“Music melts all the separate parts of our bodies together.”
Anaïs Nin, Delta of Venus, Erotica 1977.
When it comes to cross-cultural amorous relationships, cavorting male artists have gotten most of the attention and a bad rap to boot. While trysts between women and the locals are rare, or at least have been little spoken of, the truth is that just like the rite of passage of Australian and Japanese girls and Balinese lovers, they do exist. If you dig deep enough, there are a significant number of cases of older western women with young local studs.
Ms. Manx or K’Tut Tantri (only two of her many pseudonyms) was an earlier aficionado of Balinese studs. Although she portrays herself as a chaste innocent girl constantly being wooed by an endless line of Balinese suitors, including several handsome princes in her controversial biography, Revolt in Paradise, in reality she seems to have had a libertine attitude towards cross-cultural sex. According to internal colonial government reports made to expedite her deportation she was a “…woman of low morals…a nudist”.
As today, many expatriates in Bali before the Second World War, including Ms. Manx, had apparently come to the Island of the Gods in search of an identity and income. The favourite default categories in the era were artist or writer and she chose the former (she would only reincarnate herself as an author after the war). Few of her paintings have survived and those that have raise little more excitement than a yawn. Some people were polite and others simply described her paintings as untalented.
Persistent in every way, she tried to ingratiate herself into the elite circle of Spies, who once described her as awful. Ambron, who described her as the ugliest and most detested expatriate woman on the island, found her blunt, manipulative character amusing in small doses.

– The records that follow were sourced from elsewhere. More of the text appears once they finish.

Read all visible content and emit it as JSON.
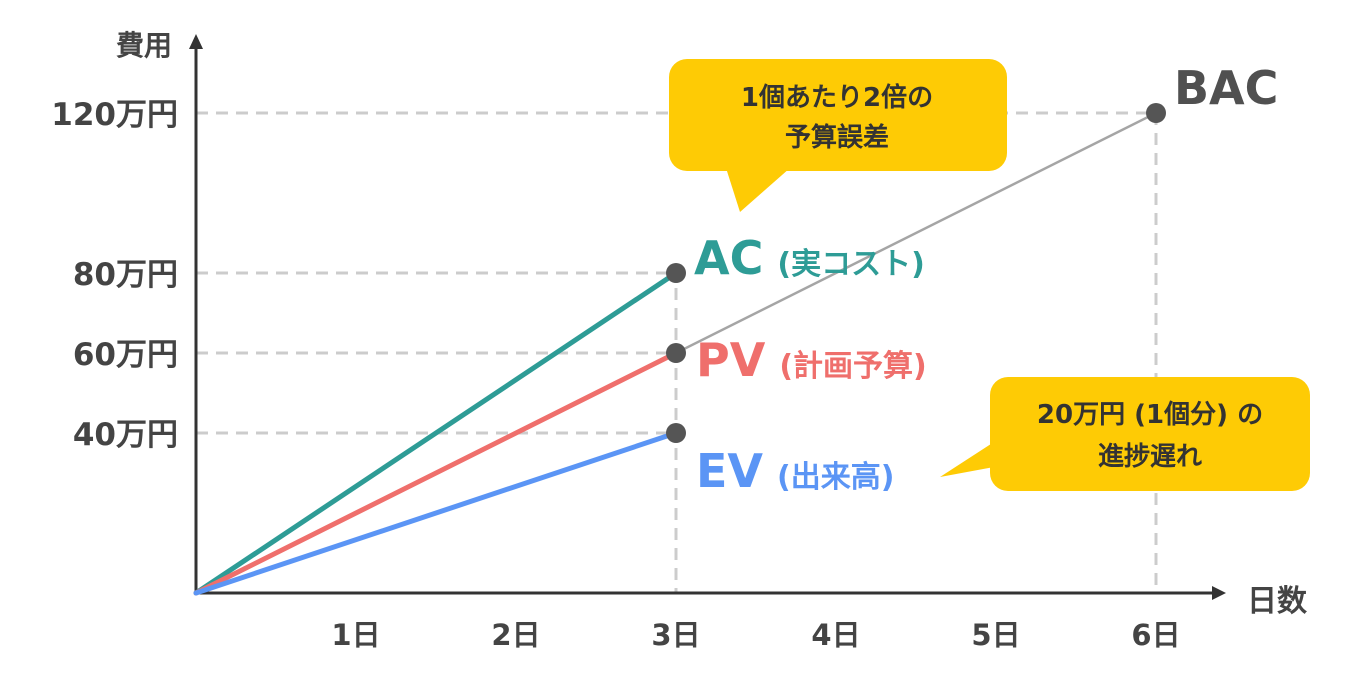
{
  "chart_data": {
    "type": "line",
    "x_axis_label": "日数",
    "y_axis_label": "費用",
    "x_ticks": [
      {
        "value": 1,
        "label": "1日"
      },
      {
        "value": 2,
        "label": "2日"
      },
      {
        "value": 3,
        "label": "3日"
      },
      {
        "value": 4,
        "label": "4日"
      },
      {
        "value": 5,
        "label": "5日"
      },
      {
        "value": 6,
        "label": "6日"
      }
    ],
    "y_ticks": [
      {
        "value": 40,
        "label": "40万円"
      },
      {
        "value": 60,
        "label": "60万円"
      },
      {
        "value": 80,
        "label": "80万円"
      },
      {
        "value": 120,
        "label": "120万円"
      }
    ],
    "xlim": [
      0,
      6.9
    ],
    "ylim": [
      0,
      130
    ],
    "series": [
      {
        "key": "ac",
        "name": "AC",
        "sublabel": "(実コスト)",
        "color": "#2e9c96",
        "x": [
          0,
          3
        ],
        "y": [
          0,
          80
        ]
      },
      {
        "key": "pv",
        "name": "PV",
        "sublabel": "(計画予算)",
        "color": "#ef6f6c",
        "x": [
          0,
          3
        ],
        "y": [
          0,
          60
        ]
      },
      {
        "key": "ev",
        "name": "EV",
        "sublabel": "(出来高)",
        "color": "#5b95f5",
        "x": [
          0,
          3
        ],
        "y": [
          0,
          40
        ]
      }
    ],
    "baseline": {
      "name": "BAC",
      "color": "#a5a5a5",
      "x": [
        0,
        6
      ],
      "y": [
        0,
        120
      ]
    },
    "points": [
      {
        "x": 3,
        "y": 80
      },
      {
        "x": 3,
        "y": 60
      },
      {
        "x": 3,
        "y": 40
      },
      {
        "x": 6,
        "y": 120
      }
    ],
    "guides": {
      "horizontal": [
        {
          "y": 120,
          "x_end": 6
        },
        {
          "y": 80,
          "x_end": 3
        },
        {
          "y": 60,
          "x_end": 3
        },
        {
          "y": 40,
          "x_end": 3
        }
      ],
      "vertical": [
        {
          "x": 3
        },
        {
          "x": 6,
          "y_end": 120
        }
      ]
    },
    "annotations": [
      {
        "key": "error",
        "lines": [
          "1個あたり2倍の",
          "予算誤差"
        ],
        "color": "#fecb05"
      },
      {
        "key": "delay",
        "lines": [
          "20万円 (1個分) の",
          "進捗遅れ"
        ],
        "color": "#fecb05"
      }
    ],
    "colors": {
      "axis": "#333333",
      "guide": "#cccccc",
      "point": "#555555",
      "text": "#444444"
    }
  }
}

Others were less fortunate. Robert and Louise Koke, a talented photographer and painter, met her soon after they checked into the luxury Bali Hotel in Denpasar. Robert was an athletic and dashing young chap who worked in Hollywood when he met his beautiful unhappily married soul-mate, Louise. After their torrid affair was exposed, they fled to Asia in 1938 with no plan other than avoid the scandal and have fun. Their arrival in Bali was a complete fluke. After arriving in Hong Kong they went to Thomas Cook to book a trip to Angkor Wat. The agent recommended the hottest new destination – Bali – because it was rainy season in Cambodia. One glance at the exotic photos of the island of bare breasted beauties was enough to win them over.
A week later they found themselves on the veranda of their room at the luxurious Bali Hotel when Ms. Manx introduced herself as an artist and Bali expert. At the time Manx was one of a host of expatriates cruising the hotel and tourist haunts in hope of bumping into a naïve newcomer to whom they could hawk anything from an “insider’s tour”, cheap accommodation and, of course, art and antiques. She found a receptive host in the Kokes who fell in love with the island and decided to build a fantasy South Seas beach hotel to compete with the staid European atmosphere of the colonial establishments.
Manx, in a sense became the island’s first expatriate real estate agent. She took Robert and Louise on a tour. When they reached Kuta Beach, somewhere near today’s Peanuts Club, Robert, who had became an avid surfer after working as an assistant director for the King Vidor film “Bird of Paradise” (1932) starring Dolores del Rio, became the first man to notice that the beautiful waves breaking on the Kuta Reef were world class. Everyone was so happy that they asked Manx to join them as partners in the project.
The story of him ordering surfboards and the building of Kuta’s first hotel is the subject of Louise’s entertaining book “Our Hotel in Bali”. Written in 1942, but published after the war, it tells the entire story but with no mention of Manx. The reason for Louise’s silence is twofold. While they were in Java arranging their visa, Manx attempted to unsuccessfully seize the property for herself. They were so traumatized by her betrayal that they expurgated her from their memory. Secondly, their lawyers warned them that K’Tut, a nasty work with connections and a bad reputation, might bring litigation against them.
The Kokes were not the only ones with an axe to grind with Manx. After the Japanese invasion, Manx developed an extremely close relationship with the Japanese and was even said to live with one officer. According to Maria Hofker, Manx approached her and offered help as the situation got worse and it looked more likely she and her husband Willem would be sent to a prisoner of war camp. Maria gave her a cache of her husband’s paintings to safeguard. Later they discovered she carried them to Surabaya, removed Hofker’s signatures, affixed her own and held an exhibition of her latest work which she sold to the Japanese officers.
The more tawdry colonial literature is riddled with stories of western women falling in love with natives usually with disastrous results – embarrassing pregnancies, being sold into slavery and death. While less prominent and less known, the magnetic attraction of the forbidden has smitten both sexes. While it all seems quite normal nowadays, the old stereotypes seen in the paintings of Ashley Bickerton are still alive and well.